Electric field analysis of different compact electrodes for pulsed electric field applications in liquid food

Abstract

Electromagnetic simulation is performed on two compact electrode designs to obtain higher electric field distribution between high voltage and ground electrode, which ensures high bacterial inactivation in liquid food. Electric field simulations are performed initially for test voltages of 1kV to 5kV to understand the nature of electric field distribution in the inactivation area. Then the applied voltage is gradually increased to induce transmembrane potential on the cell membrane.

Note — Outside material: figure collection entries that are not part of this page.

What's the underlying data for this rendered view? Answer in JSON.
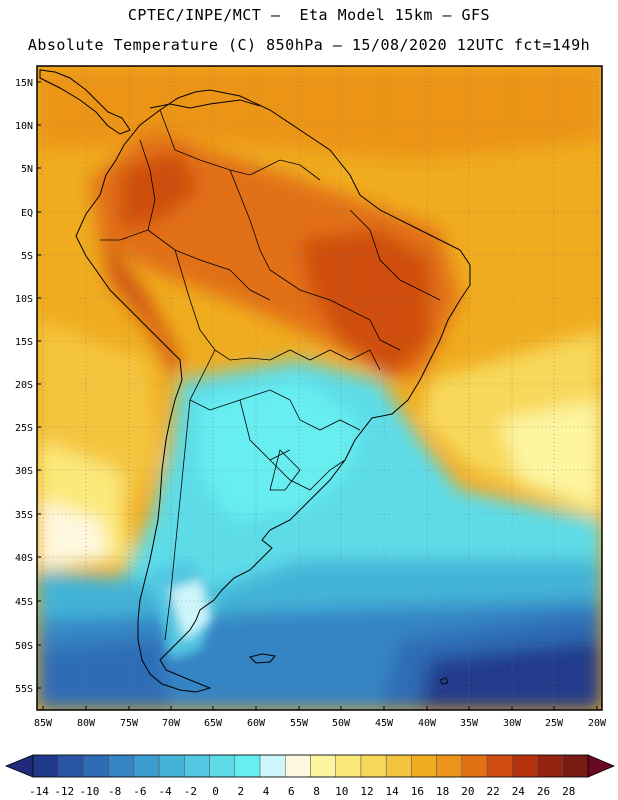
{
  "header": {
    "title_line1": "CPTEC/INPE/MCT –  Eta Model 15km – GFS",
    "title_line2": "Absolute Temperature (C) 850hPa – 15/08/2020 12UTC fct=149h"
  },
  "axes": {
    "lat_labels": [
      "15N",
      "10N",
      "5N",
      "EQ",
      "5S",
      "10S",
      "15S",
      "20S",
      "25S",
      "30S",
      "35S",
      "40S",
      "45S",
      "50S",
      "55S"
    ],
    "lon_labels": [
      "85W",
      "80W",
      "75W",
      "70W",
      "65W",
      "60W",
      "55W",
      "50W",
      "45W",
      "40W",
      "35W",
      "30W",
      "25W",
      "20W"
    ]
  },
  "colorbar": {
    "labels": [
      "-14",
      "-12",
      "-10",
      "-8",
      "-6",
      "-4",
      "-2",
      "0",
      "2",
      "4",
      "6",
      "8",
      "10",
      "12",
      "14",
      "16",
      "18",
      "20",
      "22",
      "24",
      "26",
      "28"
    ],
    "colors": [
      "#203a8a",
      "#2a55a6",
      "#2f6cb6",
      "#3584c4",
      "#3b9ccf",
      "#43b4d8",
      "#52c8e2",
      "#5ddce8",
      "#67eef0",
      "#cdf6fa",
      "#fff8e0",
      "#fdf5a0",
      "#fbe97a",
      "#f8d85a",
      "#f4c43e",
      "#f0ac1f",
      "#ec9419",
      "#e27014",
      "#cf4d10",
      "#b6320d",
      "#962210",
      "#7a1a14"
    ],
    "left_arrow_color": "#1f2a78",
    "right_arrow_color": "#6a0a22"
  }
}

The microorganism modeled for field analysis is Staphylococcus aureus. For both the round edged and torus tube designs, the transmembrane potential of 0.5V to 1V is achieved with the spherical cell, modeled between the high voltage and the ground electrode, which shows pore formation possibility. Dimensions of the electrodes are maintained in mm and cm suitable for laboratory scale, continuous pulsed electric field treatments. In both the designs, emphasis is on the simulation to achieve higher electric field application in the inactivation area, which can be realized through satisfying electroporation phenomenon. From the observed results, it is understood that greater electric field application is achievable even using small efficient electrode designs, which in turn assures i) A greater bacterial inactivation in the liquid food and ii) A compact pulsed electric field experimental prototype.